In mid-July this year, the MEK was forced to postpone a planned rally at Ashraf 3, after Albanian authorities identified credible threats of attack by Iranian intelligence operatives. Those threats were disrupted in large part by the enactment of search warrants issued by an Albanian court specializing in organized crime, which then revealed that it had been investigating a local Iranian intelligence and terror network since the time of the 2018 bomb plot.

Despite that network being exposed, the regime in Tehran soon doubled down on its threats against the MEK, with one hardline media outlet openly advocating for a military attack on Ashraf 3. That outlet, Fars News Agency, is reportedly close to the Islamic Revolutionary Guard Corps, which had previously promoted threats against a broad range of targets, including former US officials whom it deemed responsible for the January 2020 drone strike that killed Qassem Soleimani, who as commander of the IRGC’s foreign special operations division, the Quds Force, was the regime’s top terrorist operative.

The seriousness of those threats was clearly demonstrated earlier this month when the US Department of Justice unsealed its case against Shahram Poursafi, an officer in the IRGC who had unwittingly communicated with a confidential informant about his plans to have former US National Security Advisor John Bolton assassinated. Poursafi’s further plans reportedly extended to former US Secretary of State Mike Pompeo, as well, and perhaps others besides.

The threats to their lives are therefore easily understood as consequences of the same factors underlying the plots to attack Ashraf 3. Those include the uptick in malign activities associated with the Raisi administration, as well as Western silence over those activities and Raisi’s appointment itself.

Sadly, that silence has only been reinforced in the midst of the current outpouring of terrorist threats, which escalated to the point of an outright attack on August 12 when an admirer of the Iranian regime and the IRGC stabbed the author Salman Rushdie at a Western New York literary event in an apparent effort to implement the 1989 fatwa calling for his death.

Even after Tehran justified and praised that attack, efforts to restore the Iran nuclear deal proceeded in the absence of any new objections or demands from the Western side. Meanwhile, the Belgian government continued to move toward the implementation of a treaty with the Iranian regime, which is expected to set the stage for the terrorist-diplomat Assadollah Assadi to be released only four years into his 20-year sentence.

Perhaps most alarming of all, the US and the United Nations appear to have overlooked each of the recent terrorist threats and the general upward trend in Tehran’s malign activities in order to leave in place an invitation for Ebrahim Raisi to deliver a speech at the UN General Assembly next month.

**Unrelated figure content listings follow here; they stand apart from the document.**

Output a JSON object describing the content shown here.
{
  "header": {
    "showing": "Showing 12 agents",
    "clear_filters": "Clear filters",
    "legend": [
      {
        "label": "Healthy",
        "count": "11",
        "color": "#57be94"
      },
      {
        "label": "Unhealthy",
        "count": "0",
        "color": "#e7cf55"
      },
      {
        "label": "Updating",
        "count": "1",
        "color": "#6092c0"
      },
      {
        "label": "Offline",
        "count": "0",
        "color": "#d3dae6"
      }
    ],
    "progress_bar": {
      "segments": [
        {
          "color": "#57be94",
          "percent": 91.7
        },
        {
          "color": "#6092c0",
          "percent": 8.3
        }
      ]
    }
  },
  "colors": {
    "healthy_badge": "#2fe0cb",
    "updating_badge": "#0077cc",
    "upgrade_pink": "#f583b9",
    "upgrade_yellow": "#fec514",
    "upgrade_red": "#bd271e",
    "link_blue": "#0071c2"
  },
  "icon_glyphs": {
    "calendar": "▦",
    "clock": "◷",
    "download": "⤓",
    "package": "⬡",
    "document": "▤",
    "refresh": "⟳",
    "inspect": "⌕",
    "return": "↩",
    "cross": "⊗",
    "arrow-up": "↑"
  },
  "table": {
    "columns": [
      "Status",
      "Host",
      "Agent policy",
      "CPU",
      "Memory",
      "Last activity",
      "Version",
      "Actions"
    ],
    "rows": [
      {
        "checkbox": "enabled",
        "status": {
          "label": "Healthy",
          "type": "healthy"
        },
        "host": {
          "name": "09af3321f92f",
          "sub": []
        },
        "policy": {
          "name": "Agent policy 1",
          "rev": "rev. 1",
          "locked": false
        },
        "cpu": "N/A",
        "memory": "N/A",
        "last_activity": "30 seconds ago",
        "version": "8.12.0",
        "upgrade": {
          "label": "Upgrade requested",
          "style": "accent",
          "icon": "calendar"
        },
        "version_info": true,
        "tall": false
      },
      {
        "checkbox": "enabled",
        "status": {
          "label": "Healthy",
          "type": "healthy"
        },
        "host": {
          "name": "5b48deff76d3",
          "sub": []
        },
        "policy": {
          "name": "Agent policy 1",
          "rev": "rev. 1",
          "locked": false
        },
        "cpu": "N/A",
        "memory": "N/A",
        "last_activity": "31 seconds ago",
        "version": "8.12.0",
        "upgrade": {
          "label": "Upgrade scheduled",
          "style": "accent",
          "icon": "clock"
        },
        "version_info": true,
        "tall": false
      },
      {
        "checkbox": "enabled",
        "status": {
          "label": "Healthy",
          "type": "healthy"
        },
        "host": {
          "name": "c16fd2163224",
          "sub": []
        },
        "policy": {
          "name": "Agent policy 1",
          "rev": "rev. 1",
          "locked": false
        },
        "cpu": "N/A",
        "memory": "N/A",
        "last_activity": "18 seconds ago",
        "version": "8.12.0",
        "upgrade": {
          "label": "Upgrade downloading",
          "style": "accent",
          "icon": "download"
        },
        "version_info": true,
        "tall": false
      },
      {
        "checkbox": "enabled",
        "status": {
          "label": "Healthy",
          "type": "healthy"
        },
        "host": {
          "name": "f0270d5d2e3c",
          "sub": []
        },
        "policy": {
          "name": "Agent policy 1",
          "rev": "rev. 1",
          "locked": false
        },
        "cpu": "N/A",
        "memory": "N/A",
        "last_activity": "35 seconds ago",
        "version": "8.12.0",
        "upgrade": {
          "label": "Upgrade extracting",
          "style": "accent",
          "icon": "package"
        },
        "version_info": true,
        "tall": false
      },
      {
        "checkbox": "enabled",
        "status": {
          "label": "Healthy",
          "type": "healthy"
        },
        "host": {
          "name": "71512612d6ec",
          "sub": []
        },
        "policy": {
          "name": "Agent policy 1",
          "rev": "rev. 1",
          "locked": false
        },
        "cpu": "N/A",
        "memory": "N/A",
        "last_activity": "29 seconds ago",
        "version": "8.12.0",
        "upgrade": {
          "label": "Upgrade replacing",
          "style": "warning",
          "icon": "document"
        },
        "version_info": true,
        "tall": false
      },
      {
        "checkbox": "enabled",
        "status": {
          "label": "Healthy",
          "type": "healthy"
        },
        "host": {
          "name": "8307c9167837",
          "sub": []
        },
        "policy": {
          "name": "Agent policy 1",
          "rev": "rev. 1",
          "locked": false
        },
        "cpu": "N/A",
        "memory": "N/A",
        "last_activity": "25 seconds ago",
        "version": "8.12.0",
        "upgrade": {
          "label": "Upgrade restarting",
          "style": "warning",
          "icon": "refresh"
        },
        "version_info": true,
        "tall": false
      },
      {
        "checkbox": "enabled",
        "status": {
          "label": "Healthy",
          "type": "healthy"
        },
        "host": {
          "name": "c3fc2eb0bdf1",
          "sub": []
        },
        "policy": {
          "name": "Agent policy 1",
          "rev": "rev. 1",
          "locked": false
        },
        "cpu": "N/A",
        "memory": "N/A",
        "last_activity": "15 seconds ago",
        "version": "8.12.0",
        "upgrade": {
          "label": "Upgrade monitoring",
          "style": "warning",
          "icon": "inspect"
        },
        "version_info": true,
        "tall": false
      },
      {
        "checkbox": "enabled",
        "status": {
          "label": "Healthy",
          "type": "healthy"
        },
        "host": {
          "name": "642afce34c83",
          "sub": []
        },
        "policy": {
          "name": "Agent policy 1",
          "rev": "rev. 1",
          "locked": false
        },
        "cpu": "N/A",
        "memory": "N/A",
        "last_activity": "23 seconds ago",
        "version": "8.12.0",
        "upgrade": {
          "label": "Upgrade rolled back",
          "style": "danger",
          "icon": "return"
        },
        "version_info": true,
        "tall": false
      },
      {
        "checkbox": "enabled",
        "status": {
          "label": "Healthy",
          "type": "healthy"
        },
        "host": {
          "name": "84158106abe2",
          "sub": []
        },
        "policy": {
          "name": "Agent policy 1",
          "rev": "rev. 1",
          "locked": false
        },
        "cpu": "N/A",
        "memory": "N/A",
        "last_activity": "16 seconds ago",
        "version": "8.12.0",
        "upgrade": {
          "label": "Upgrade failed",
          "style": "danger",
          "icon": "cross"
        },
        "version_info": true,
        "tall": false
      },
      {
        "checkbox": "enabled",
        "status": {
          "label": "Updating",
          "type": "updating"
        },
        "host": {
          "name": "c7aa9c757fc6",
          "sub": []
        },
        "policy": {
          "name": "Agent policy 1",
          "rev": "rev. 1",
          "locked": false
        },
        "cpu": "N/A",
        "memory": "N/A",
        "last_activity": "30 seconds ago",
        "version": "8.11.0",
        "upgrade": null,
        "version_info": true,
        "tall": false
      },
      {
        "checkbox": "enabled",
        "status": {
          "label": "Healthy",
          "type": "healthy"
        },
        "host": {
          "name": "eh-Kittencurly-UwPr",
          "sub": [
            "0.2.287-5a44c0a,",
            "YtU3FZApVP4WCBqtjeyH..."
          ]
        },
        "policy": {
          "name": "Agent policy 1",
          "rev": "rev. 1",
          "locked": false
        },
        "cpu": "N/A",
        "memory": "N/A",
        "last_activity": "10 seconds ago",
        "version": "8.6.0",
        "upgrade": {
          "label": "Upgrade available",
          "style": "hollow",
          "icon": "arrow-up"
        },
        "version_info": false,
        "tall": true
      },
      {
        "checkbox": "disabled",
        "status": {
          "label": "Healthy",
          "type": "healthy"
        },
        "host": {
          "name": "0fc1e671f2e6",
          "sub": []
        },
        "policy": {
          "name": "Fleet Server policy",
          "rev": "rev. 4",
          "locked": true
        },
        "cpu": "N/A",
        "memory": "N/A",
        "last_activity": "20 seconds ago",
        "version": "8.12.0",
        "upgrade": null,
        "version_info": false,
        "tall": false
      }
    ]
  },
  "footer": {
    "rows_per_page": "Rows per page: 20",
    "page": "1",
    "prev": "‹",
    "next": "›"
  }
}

If these plans remain unchanged and Raisi is granted a visa to visit New York, it will provide undue legitimacy to a criminal whose own people have roundly condemned him as a “butcher,” and it will once again reinforce the sense of impunity that prompted that criminal to oversee a surge of threats and human rights abuses not only within his own country but throughout the world.

In retrospect, one could argue that Ebrahim Raisi actually did deliver the promises he made to the regime’s establishment. The question asks if Western leaders will do the same to the oath they made to their citizens and principles.